In Gasleitungsanlagen in Räumen müssen in der Regel thermische Absperreinrichtungen verwendet werden. Thermische Absperreinrichtungen verhindern einen Gasaustritt in Folge von hohen Temperaturen (z.B. Brand), da sie die Gaszufuhr bei einer Temperatur von circa 100 Grad Celsius selbsttätig unterbrechen. Thermische Absperreinrichtungen sind als einzelnes Bauteil erhältlich, sie können auch im Druckregelgerät oder Schnellschlussventil integriert sein.
Raumlüftung wird oft unterschätzt
Eine Vergiftungsgefahr infolge von Kohlenmonoxidbildung (CO) lässt sich durch eine ausreichende Verbrennungsluftversorgung und gefahrlose Abgasabführung vermeiden. Dies gilt insbesondere für den Betrieb leistungsstarker Gasgeräte sowie Heizstrahler und Katalytöfen. Zu berücksichtigen sind dabei die einschlägigen Installationsvorschriften und Angaben der Gerätehersteller.
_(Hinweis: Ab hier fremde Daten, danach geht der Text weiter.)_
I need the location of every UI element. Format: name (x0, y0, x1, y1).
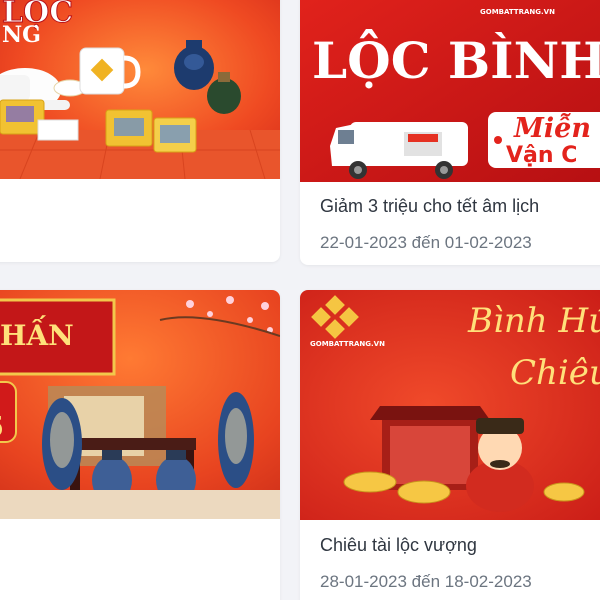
free-shipping-ribbon: Miễn Vận C (488, 111, 600, 168)
promotion-banner-3[interactable]: HẤN n 6 (0, 290, 280, 519)
promotion-banner-4[interactable]: GOMBATTRANG.VN Bình Hú Chiêu (300, 290, 600, 520)
promotion-card-1[interactable]: LỘC NG GOMBATTRANG.V (0, 0, 280, 262)
promotion-date-range-2: 22-01-2023 đến 01-02-2023 (320, 233, 532, 252)
promotion-date-range-4: 28-01-2023 đến 18-02-2023 (320, 572, 532, 591)
banner-headline: HẤN (0, 315, 74, 352)
promotion-banner-image-4: GOMBATTRANG.VN Bình Hú Chiêu (300, 290, 600, 520)
promotion-card-2[interactable]: GOMBATTRANG.VN LỘC BÌNH Miễn Vận C Giảm … (300, 0, 600, 265)
promotion-title-4[interactable]: Chiêu tài lộc vượng (320, 535, 477, 556)
promotion-banner-1[interactable]: LỘC NG GOMBATTRANG.V (0, 0, 280, 179)
banner-logo-text: GOMBATTRANG.VN (310, 340, 385, 348)
promotion-banner-image-2: GOMBATTRANG.VN LỘC BÌNH Miễn Vận C (300, 0, 600, 182)
banner-logo-text: GOMBATTRANG.VN (480, 8, 555, 16)
ribbon-line-2: Vận C (506, 143, 577, 168)
promotion-banner-2[interactable]: GOMBATTRANG.VN LỘC BÌNH Miễn Vận C (300, 0, 600, 182)
banner-headline: LỘC BÌNH (312, 28, 600, 90)
promotion-title-2[interactable]: Giảm 3 triệu cho tết âm lịch (320, 196, 539, 217)
banner-headline-line-2: Chiêu (510, 353, 600, 393)
promotion-card-3[interactable]: HẤN n 6 (0, 290, 280, 600)
ribbon-line-1: Miễn (513, 111, 591, 144)
badge-number: 6 (0, 410, 3, 443)
banner-headline-bottom: NG (2, 22, 41, 48)
promotion-banner-image-1: LỘC NG GOMBATTRANG.V (0, 0, 280, 179)
banner-headline-line-1: Bình Hú (467, 301, 600, 341)
promotion-card-4[interactable]: GOMBATTRANG.VN Bình Hú Chiêu (300, 290, 600, 600)
promotion-banner-image-3: HẤN n 6 (0, 290, 280, 519)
Unfallschwerpunkt „Flaschenwechsel“
Schwerste Unfälle ereignen sich oftmals beim Wechsel der Flaschen. Da hierbei Gas austreten kann, sind Zündquellen wie offenes Feuer, Geräte mit offenen Flammen beziehungsweise brennende Zigaretten beim Flaschenwechsel im Nahbereich verboten.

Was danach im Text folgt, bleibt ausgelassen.